Saturday, January 22

Austria’s anti-vaccines to be fined € 3,600 for rejecting COVID-19 jab


Austria plans to impose fines of up to 3,600 euros on people who fail to comply with a coronavirus vaccine mandate that it aims to introduce in February for all residents aged 14 and over, the health minister said on Thursday.

The government announced last month that it would implement a blanket vaccine mandate early next year, becoming the first European country to do so. He has worked out details of the bill in recent weeks, with the backing of two of the three opposition parties in parliament.

Health Minister Wolfgang Mueckstein said there will be exemptions for pregnant women, although he emphasized that vaccines are also recommended for them, for people who cannot get vaccinated for medical reasons, and for people who have recovered from COVID-19. in the past. six months.

The legislation will take effect on February 1. Mueckstein said people who are eligible for the exemptions will need to have them registered with a central vaccination registry, which will be checked at regular three-month intervals. The first deadline will be March 15.

For people who are not vaccinated or exempt, the draft foresees the initiation of procedures that could result in a fine of € 3,600. Individual income and other financial obligations will be taken into account when calculating fines. Alternatively, officials can choose to impose a fine of up to 600 euros (around $ 680) in abbreviated procedures.
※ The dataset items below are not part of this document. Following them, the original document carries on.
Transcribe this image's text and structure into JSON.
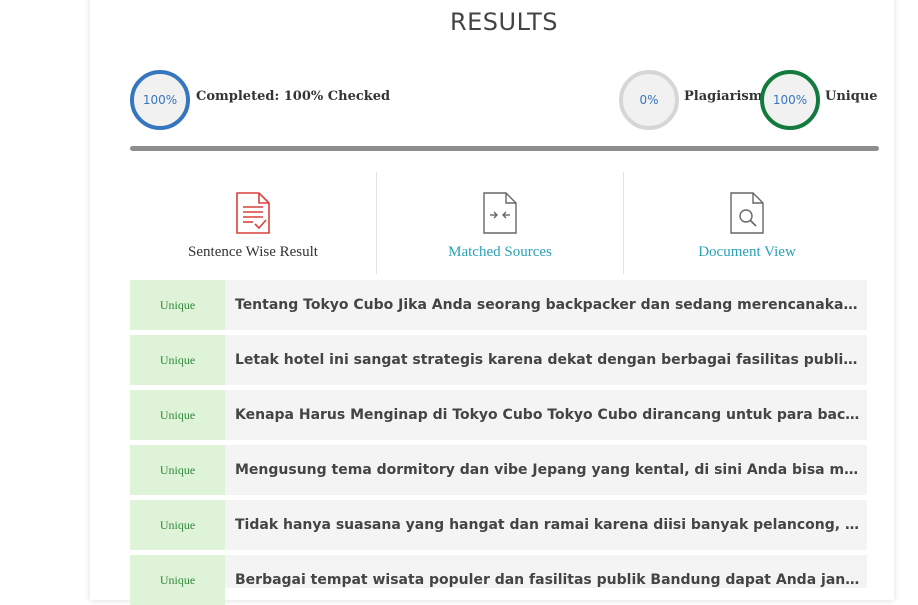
{
  "results": {
    "title": "RESULTS",
    "completed": {
      "percent": "100%",
      "label": "Completed: 100% Checked"
    },
    "plagiarism": {
      "percent": "0%",
      "label": "Plagiarism"
    },
    "unique": {
      "percent": "100%",
      "label": "Unique"
    },
    "progress": 1.0
  },
  "tabs": [
    {
      "label": "Sentence Wise Result",
      "icon": "document-check-icon",
      "active": true
    },
    {
      "label": "Matched Sources",
      "icon": "document-compare-icon",
      "active": false
    },
    {
      "label": "Document View",
      "icon": "document-search-icon",
      "active": false
    }
  ],
  "rows": [
    {
      "badge": "Unique",
      "text": "Tentang Tokyo Cubo Jika Anda seorang backpacker dan sedang merencanakan perjalanan ke Bandung"
    },
    {
      "badge": "Unique",
      "text": "Letak hotel ini sangat strategis karena dekat dengan berbagai fasilitas publik, mulai dari stasiun"
    },
    {
      "badge": "Unique",
      "text": "Kenapa Harus Menginap di Tokyo Cubo Tokyo Cubo dirancang untuk para backpacker agar nyaman"
    },
    {
      "badge": "Unique",
      "text": "Mengusung tema dormitory dan vibe Jepang yang kental, di sini Anda bisa menyewa satu ranjang"
    },
    {
      "badge": "Unique",
      "text": "Tidak hanya suasana yang hangat dan ramai karena diisi banyak pelancong, Tokyo Cubo juga nyaman"
    },
    {
      "badge": "Unique",
      "text": "Berbagai tempat wisata populer dan fasilitas publik Bandung dapat Anda jangkau dengan mudah"
    }
  ],
  "colors": {
    "completed_ring": "#3576be",
    "plagiarism_ring": "#d6d6d6",
    "unique_ring": "#127a3b",
    "badge_bg": "#dff3d8",
    "link": "#2aa1b5",
    "icon_active": "#d9413b",
    "icon_inactive": "#666666"
  }
}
Authorities will write to unvaccinated people every three months reminding them to get vaccinated or have a doctor certify their right to an exemption before the next deadline. If they continue to fail to comply, fines can be imposed every three months. Procedures will be canceled if, in the meantime, people present proof of vaccination.

About 68% of Austria’s population of 8.9 million is vaccinated, a comparatively low rate for Western Europe. Neighboring Germany, where the rate is just over 69%, is also considering introducing a blanket mandate for vaccines early next year, though plans have yet to be drawn up and officials say they will allow lawmakers to vote. according to your conscience rather than the party. lines.

Austria’s announcement that it would introduce a blanket vaccination mandate came on November 19, at the same time the government decided to lockdown the country to stem a wave of new infections. That lockdown will end on Sunday, although restrictions for unvaccinated people will be maintained.

“We still have the obligation and the need to increase vaccination coverage so that we do not go from one lockdown to another next year as well,” said Karoline Edtstadler, cabinet minister responsible for constitutional affairs.

“There are still more than a million Austrians who are not vaccinated. That’s too much, ”he added. “I say very clearly that we do not want to punish people who are not vaccinated. We want to bring them, we want to convince them of this vaccination and we want them to show solidarity with everyone so that we can regain our freedom. “

The country’s seven-day infection rate has dropped during the shutdown. It stood at 432.6 new cases per 100,000 residents on Thursday, up from more than 1,100 the day the shutdown began.